Un exode rural massif depuis 1978
Depuis la fin des années 1970, la Chine a connu une migration interne d’une ampleur inédite. Des centaines de millions de personnes ont quitté les campagnes pour s’installer dans les grandes villes, principalement situées sur la côte est. Cette transition a accompagné le développement industriel du pays, faisant évoluer une économie historiquement agricole vers un modèle axé sur la production manufacturière et les services. Aujourd’hui, environ 66 % de la population chinoise vit en zone urbaine.

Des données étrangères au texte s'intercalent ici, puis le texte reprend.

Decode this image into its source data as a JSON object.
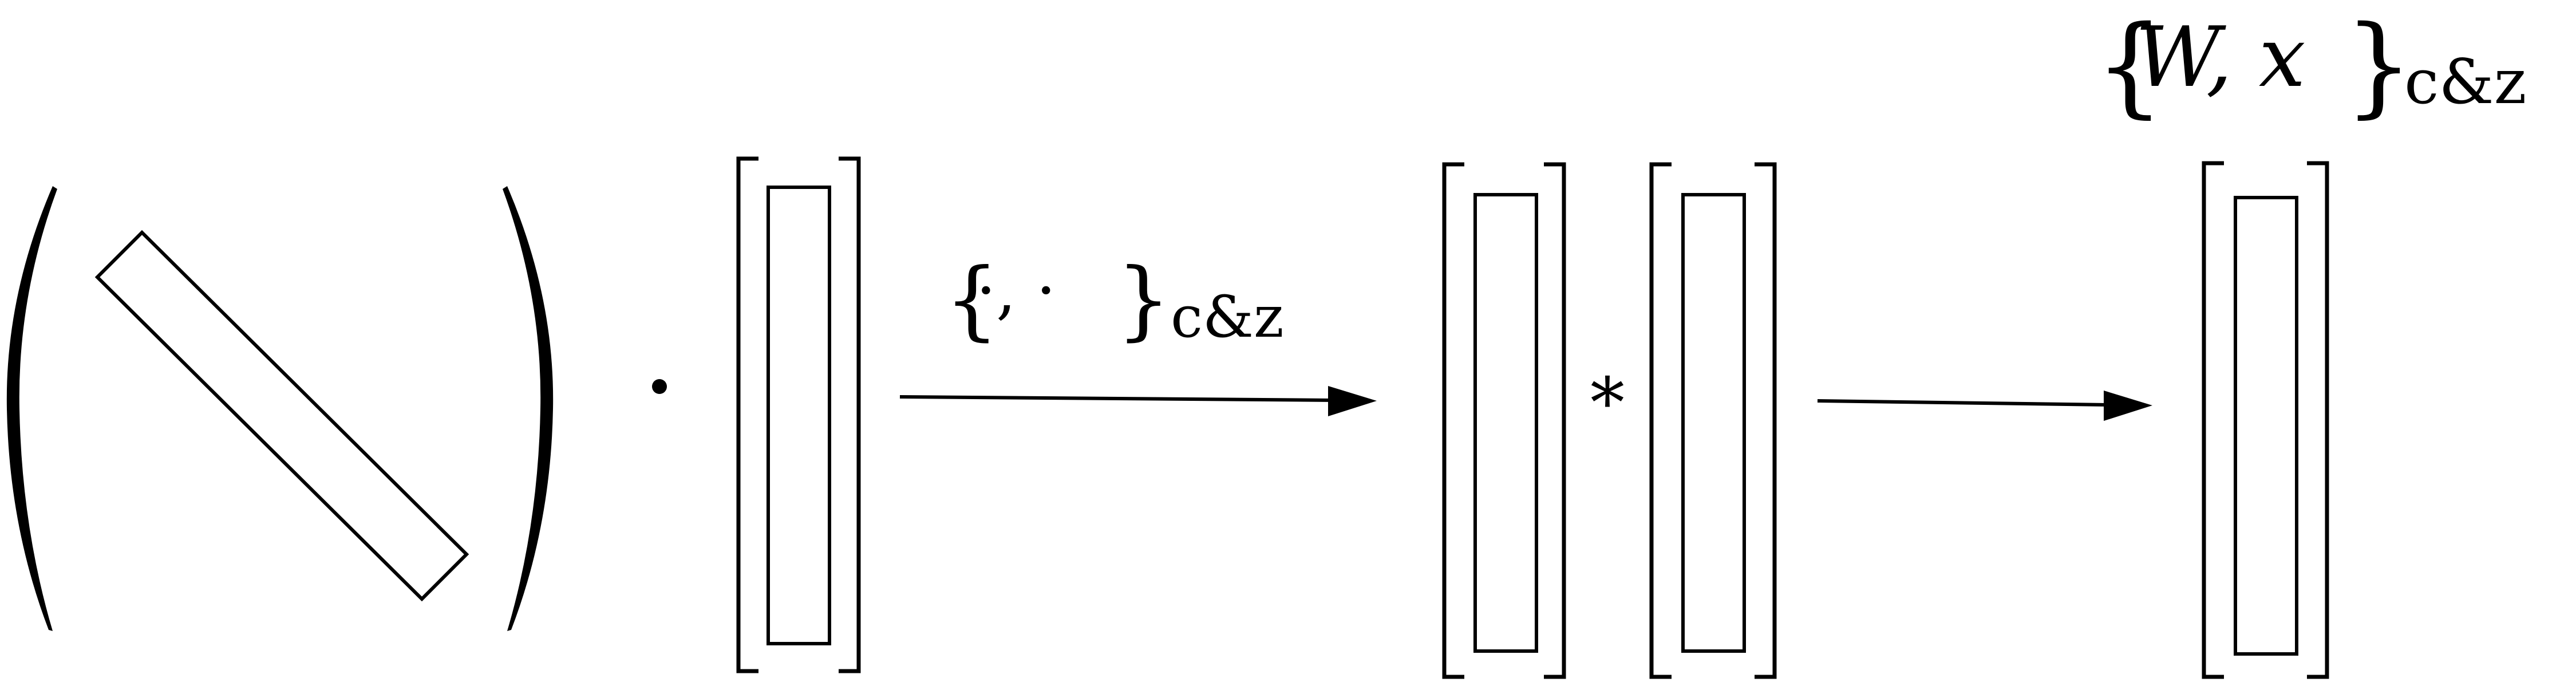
{
  "diagram": {
    "arrow1_label": {
      "open_brace": "{",
      "args": "·, ·",
      "close_brace": "}",
      "subscript": "c&z"
    },
    "arrow2_label": {
      "open_brace": "{",
      "args": "W, x",
      "close_brace": "}",
      "subscript": "c&z"
    },
    "dot_operator": "·",
    "star_operator": "*"
  },
  "colors": {
    "ink": "#000000",
    "background": "#ffffff"
  }
}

Le rôle du hukou dans le contrôle des migrations
L’une des particularités du système chinois réside dans le hukou, un registre qui classe les citoyens selon leur lieu de naissance et leur statut (agricole ou non-agricole). Héritage de l’ère maoïste, ce dispositif limite l’accès aux services publics pour les migrants qui s’installent dans une nouvelle ville sans pouvoir y obtenir un hukou urbain. Cette situation génère un déséquilibre sur le marché du travail : environ 177 millions de travailleurs (22 % de la population active) sont employés en ville sans disposer des mêmes droits que leurs homologues urbains.
Un marché du travail dual et des conditions précaires
Les travailleurs migrants occupent majoritairement des postes peu qualifiés, avec des salaires inférieurs et peu de protections sociales. Leur coût pour les employeurs est réduit, car les cotisations sociales sont minimes, voire inexistantes. Cette dualité permet de maintenir une main-d’œuvre bon marché et de préserver la compétitivité coût de la Chine sur le marché mondial.

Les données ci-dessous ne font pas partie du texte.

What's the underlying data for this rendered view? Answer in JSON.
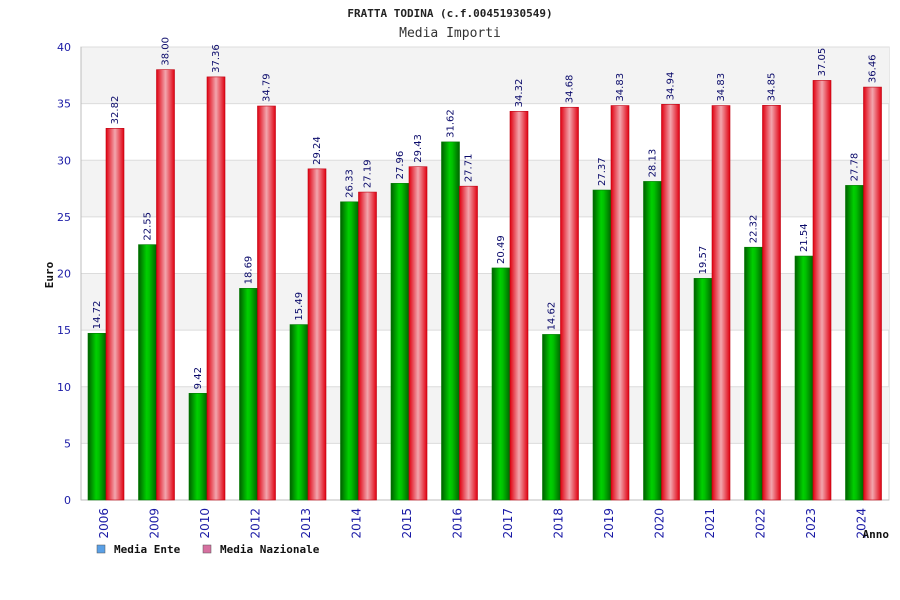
{
  "chart_data": {
    "type": "bar",
    "title": "FRATTA TODINA (c.f.00451930549)",
    "subtitle": "Media Importi",
    "ylabel": "Euro",
    "xlabel": "Anno",
    "ylim": [
      0,
      40
    ],
    "yticks": [
      0,
      5,
      10,
      15,
      20,
      25,
      30,
      35,
      40
    ],
    "grid": true,
    "legend_position": "bottom-left",
    "categories": [
      "2006",
      "2009",
      "2010",
      "2012",
      "2013",
      "2014",
      "2015",
      "2016",
      "2017",
      "2018",
      "2019",
      "2020",
      "2021",
      "2022",
      "2023",
      "2024"
    ],
    "series": [
      {
        "name": "Media Ente",
        "color": "#00b000",
        "legend_color": "#5aa0e6",
        "values": [
          14.72,
          22.55,
          9.42,
          18.69,
          15.49,
          26.33,
          27.96,
          31.62,
          20.49,
          14.62,
          27.37,
          28.13,
          19.57,
          22.32,
          21.54,
          27.78
        ],
        "labels": [
          "14.72",
          "22.55",
          "9.42",
          "18.69",
          "15.49",
          "26.33",
          "27.96",
          "31.62",
          "20.49",
          "14.62",
          "27.37",
          "28.13",
          "19.57",
          "22.32",
          "21.54",
          "27.78"
        ]
      },
      {
        "name": "Media Nazionale",
        "color": "#e01020",
        "legend_color": "#d670a0",
        "values": [
          32.82,
          38.0,
          37.36,
          34.79,
          29.24,
          27.19,
          29.43,
          27.71,
          34.32,
          34.68,
          34.83,
          34.94,
          34.83,
          34.85,
          37.05,
          36.46
        ],
        "labels": [
          "32.82",
          "38.00",
          "37.36",
          "34.79",
          "29.24",
          "27.19",
          "29.43",
          "27.71",
          "34.32",
          "34.68",
          "34.83",
          "34.94",
          "34.83",
          "34.85",
          "37.05",
          "36.46"
        ]
      }
    ]
  }
}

En parallèle, ces travailleurs rencontrent des difficultés pour accéder à la propriété foncière, à l’éducation et aux soins de santé. Leur insécurité économique les pousse à épargner davantage, ce qui freine la consommation intérieure et limite l’accumulation de capital humain.
Vers une réforme progressive du hukou
Conscient des déséquilibres générés par ce système, le gouvernement chinois a amorcé des réformes visant à assouplir les restrictions liées au hukou. Toutefois, ces mesures concernent essentiellement les petites et moyennes villes, laissant les grandes métropoles hors du champ des réformes. Le gouvernement craint en effet que l’abolition du hukou entraîne une explosion démographique dans les grandes villes, exacerbant les problèmes de congestion, de pollution et de pression sur les services publics.
L’impact sur la croissance chinoise
La main-d’œuvre issue des migrations internes a été un moteur clé du développement économique chinois. Toutefois, l’inégalité des droits entre travailleurs urbains et migrants engendre des tensions sociales et économiques. La nécessité d’une réforme plus large du hukou devient pressante pour permettre une meilleure intégration des travailleurs migrants et favoriser un modèle de croissance plus équitable.
En assouplissant les restrictions et en améliorant les conditions des travailleurs migrants, la Chine pourrait stimuler la consommation intérieure et renforcer son potentiel de croissance à long terme. Le défi reste de trouver un équilibre entre ouverture et maîtrise des flux migratoires, afin d’assurer une urbanisation durable et harmonieuse.